Des Indes, wrote anthropologist Giuseppe Serge (1841-1936) in his book Animismo e Spiritismo, should be seen as a model of research about phenomena supporting the belief of spiritists (Sergi, 1903, p. 54). In this author’s view, while Flournoy had not explained everything, he had explained much, and his approach provided a ‘starting point for research and analysis’ (p. 55).”

Praise also came from Frederic W.H. Myers. First in a review of the book published in the Proceedings of the Society for Psychical Research, which was later incorporated in his Human Personality and Its Survival of Bodily Death. “In his view Flournoy had confirmed his (Myers’s) belief that the action of the subliminal was a continuous process and not a mere sporadic action. Myers argued that it was to be expected that the subliminal mind presented such cases of ‘pseudo-possession,’ cases similar to the action of discarnate spirits. Most of his review of Des Indeswas incorporated later into his last work (Myers, 1903), in which it provided support for his conception of the subliminal mind. Here Myers referred to the case as his ‘culminant example of the free scope and dominant activity of the unassisted subliminal self’ ” (Myers, 1903, Vol. 2, p. 144).”

Finally, we mentioned the critiques of spiritists, among them French engineer Gabriel Delanne. He was “sceptical of the capabilities of the subconscious mind and considered Flournoy an ‘adversary of spiritism’ (Delanne, 1902, p. 463).

In the Revue Spirite another critic stated: “More changing that Proteus, more subtle than X-rays, more learned that a psychologist, the ‘Subconscious’ of M. Flournoy has all the skills, all the faculties, all knowledge. A child of the scientific imagination, gifted at birth with all talents by the wand of the ‘Glossolalia’ fairy, it has been created to respond to all the spiritist objections, and you can be assured that it will not abandon its mission” (Conscient, 1902, p. 187).

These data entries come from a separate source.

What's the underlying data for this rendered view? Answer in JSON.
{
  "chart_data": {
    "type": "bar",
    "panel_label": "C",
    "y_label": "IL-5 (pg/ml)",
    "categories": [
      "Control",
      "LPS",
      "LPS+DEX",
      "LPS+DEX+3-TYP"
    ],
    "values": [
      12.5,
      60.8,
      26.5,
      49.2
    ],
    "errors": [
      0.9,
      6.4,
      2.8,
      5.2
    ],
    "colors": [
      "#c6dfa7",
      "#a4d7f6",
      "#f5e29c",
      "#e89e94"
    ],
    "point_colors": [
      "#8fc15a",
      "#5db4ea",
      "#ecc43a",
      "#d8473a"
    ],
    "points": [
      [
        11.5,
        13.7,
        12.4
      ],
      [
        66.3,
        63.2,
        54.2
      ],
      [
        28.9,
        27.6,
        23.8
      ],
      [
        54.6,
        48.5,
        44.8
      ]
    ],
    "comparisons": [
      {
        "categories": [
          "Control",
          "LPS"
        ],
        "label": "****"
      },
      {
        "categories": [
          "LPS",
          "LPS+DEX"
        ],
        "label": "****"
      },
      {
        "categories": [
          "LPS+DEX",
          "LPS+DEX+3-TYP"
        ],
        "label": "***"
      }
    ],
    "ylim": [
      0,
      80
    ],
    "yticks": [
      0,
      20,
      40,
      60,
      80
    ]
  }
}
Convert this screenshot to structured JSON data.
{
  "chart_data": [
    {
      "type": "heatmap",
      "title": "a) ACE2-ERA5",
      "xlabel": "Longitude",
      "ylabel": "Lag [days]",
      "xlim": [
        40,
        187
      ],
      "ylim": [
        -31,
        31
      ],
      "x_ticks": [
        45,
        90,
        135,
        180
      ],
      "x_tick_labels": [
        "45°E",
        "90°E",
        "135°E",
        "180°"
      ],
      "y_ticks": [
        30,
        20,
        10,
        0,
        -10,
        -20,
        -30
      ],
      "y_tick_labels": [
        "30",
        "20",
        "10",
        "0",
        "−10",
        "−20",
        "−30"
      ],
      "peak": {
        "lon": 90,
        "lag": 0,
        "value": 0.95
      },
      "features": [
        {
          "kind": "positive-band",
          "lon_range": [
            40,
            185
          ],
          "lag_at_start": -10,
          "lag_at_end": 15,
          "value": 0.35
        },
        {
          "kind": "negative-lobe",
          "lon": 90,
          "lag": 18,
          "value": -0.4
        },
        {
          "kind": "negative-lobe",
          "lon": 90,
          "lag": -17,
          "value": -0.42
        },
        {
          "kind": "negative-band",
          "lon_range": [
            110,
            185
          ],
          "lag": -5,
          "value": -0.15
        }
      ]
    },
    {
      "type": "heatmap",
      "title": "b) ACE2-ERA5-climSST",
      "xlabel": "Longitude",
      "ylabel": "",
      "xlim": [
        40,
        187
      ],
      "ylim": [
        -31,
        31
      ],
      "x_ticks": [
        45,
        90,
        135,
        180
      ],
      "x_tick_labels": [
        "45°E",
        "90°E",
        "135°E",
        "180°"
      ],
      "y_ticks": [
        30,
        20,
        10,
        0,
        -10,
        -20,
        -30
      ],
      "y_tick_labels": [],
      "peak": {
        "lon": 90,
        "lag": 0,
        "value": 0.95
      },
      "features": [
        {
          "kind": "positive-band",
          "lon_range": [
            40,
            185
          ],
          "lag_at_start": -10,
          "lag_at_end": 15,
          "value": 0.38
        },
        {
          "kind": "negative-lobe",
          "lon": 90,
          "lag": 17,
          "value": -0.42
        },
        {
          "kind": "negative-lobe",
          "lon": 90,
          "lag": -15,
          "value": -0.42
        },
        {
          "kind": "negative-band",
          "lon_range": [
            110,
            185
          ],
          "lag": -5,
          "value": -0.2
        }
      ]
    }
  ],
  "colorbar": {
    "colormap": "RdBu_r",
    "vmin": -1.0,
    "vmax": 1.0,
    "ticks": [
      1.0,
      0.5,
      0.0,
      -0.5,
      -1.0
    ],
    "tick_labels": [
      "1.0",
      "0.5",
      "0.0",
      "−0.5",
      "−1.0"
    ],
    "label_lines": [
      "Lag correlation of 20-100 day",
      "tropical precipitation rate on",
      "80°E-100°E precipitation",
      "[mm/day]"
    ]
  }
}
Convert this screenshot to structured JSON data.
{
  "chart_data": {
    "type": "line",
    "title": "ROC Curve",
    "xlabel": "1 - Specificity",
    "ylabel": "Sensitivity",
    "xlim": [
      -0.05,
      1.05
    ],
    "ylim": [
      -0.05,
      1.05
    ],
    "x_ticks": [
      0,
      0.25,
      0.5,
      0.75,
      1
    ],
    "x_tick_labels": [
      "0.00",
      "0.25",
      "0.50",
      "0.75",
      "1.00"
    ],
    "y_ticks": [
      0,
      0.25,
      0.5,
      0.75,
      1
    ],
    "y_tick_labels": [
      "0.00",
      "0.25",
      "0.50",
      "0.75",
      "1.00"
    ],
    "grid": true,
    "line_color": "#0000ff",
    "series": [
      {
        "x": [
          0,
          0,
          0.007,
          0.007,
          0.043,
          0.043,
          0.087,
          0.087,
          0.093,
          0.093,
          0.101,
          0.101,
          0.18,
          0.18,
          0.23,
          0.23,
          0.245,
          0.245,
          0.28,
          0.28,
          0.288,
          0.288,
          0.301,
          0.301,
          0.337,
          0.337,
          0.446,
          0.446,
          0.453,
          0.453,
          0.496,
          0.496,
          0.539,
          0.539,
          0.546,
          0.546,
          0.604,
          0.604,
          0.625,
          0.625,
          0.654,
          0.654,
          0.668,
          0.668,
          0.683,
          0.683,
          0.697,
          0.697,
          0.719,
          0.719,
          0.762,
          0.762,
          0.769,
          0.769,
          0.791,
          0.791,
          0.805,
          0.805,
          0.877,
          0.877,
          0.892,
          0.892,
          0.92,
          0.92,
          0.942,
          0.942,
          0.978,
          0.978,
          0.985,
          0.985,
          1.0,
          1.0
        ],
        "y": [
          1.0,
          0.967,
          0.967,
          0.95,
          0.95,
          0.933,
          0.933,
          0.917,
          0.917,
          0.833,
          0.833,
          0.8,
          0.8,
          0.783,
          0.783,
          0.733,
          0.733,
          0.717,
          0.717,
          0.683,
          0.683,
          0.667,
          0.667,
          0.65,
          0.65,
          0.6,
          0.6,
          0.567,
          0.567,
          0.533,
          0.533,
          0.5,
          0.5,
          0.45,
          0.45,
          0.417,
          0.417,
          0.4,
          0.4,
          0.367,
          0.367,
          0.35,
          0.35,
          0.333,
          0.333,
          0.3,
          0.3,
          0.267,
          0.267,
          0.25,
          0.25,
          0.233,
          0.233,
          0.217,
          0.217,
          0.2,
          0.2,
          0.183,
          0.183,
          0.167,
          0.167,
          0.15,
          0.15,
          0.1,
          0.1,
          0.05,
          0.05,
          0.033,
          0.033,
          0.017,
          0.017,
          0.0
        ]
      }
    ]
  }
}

Overall the reception to Des Indes reflected the multiple conception of the mind existing at the time. For some psychologists it was an affirmation of the powers of non-conscious levels of the mind, and an incredible argument for spiritists, who felt threatened by Flournoy’s use of psychological ideas.

“Paying attention to the reception of Flournoy’s work both adds to our understanding of his research, and allows us to situate him in a wider historical context. By illustrating the complex way in which philosophers, physicians, and psychologists—from those skeptical of the notion of spirit agency and those who defended it—thought about mediumship and the subconscious mind, we can better understand the competing interests and theoretical views that were prevalent in the era . . . Knowledge of these issues may be useful to students of intellectual history and the history of science and medicine, as well as to current students of mediumship in their attempts to evaluate the reception of modern claims about the source of such ‘communications.’ ”

References

Conscient, H. (1902). La Société d’Études Psychiques de Genève. Revue Spirite: Journal d’Études Psychologiques, 45, 187.

Delanne, G. (1902). Recherches sur la Médiumnité. Paris: Librairie des Science Psychiques.

Hyslop, J.H. (1900). “From India to the Planet Mars.” North American Review, 171, 734–747.

Myers, F.W.H. (1903). Human Personality and Its Survival of Bodily Death (2 vols). London: Longmans, Green.

Sergi, G. (1903). Animismo e Spiritismo. Turin: Fratelli Bocca.

Taylor, E. (2009). The Mystery of Personality: A History of Psychodynamic Theories. New York: Springer.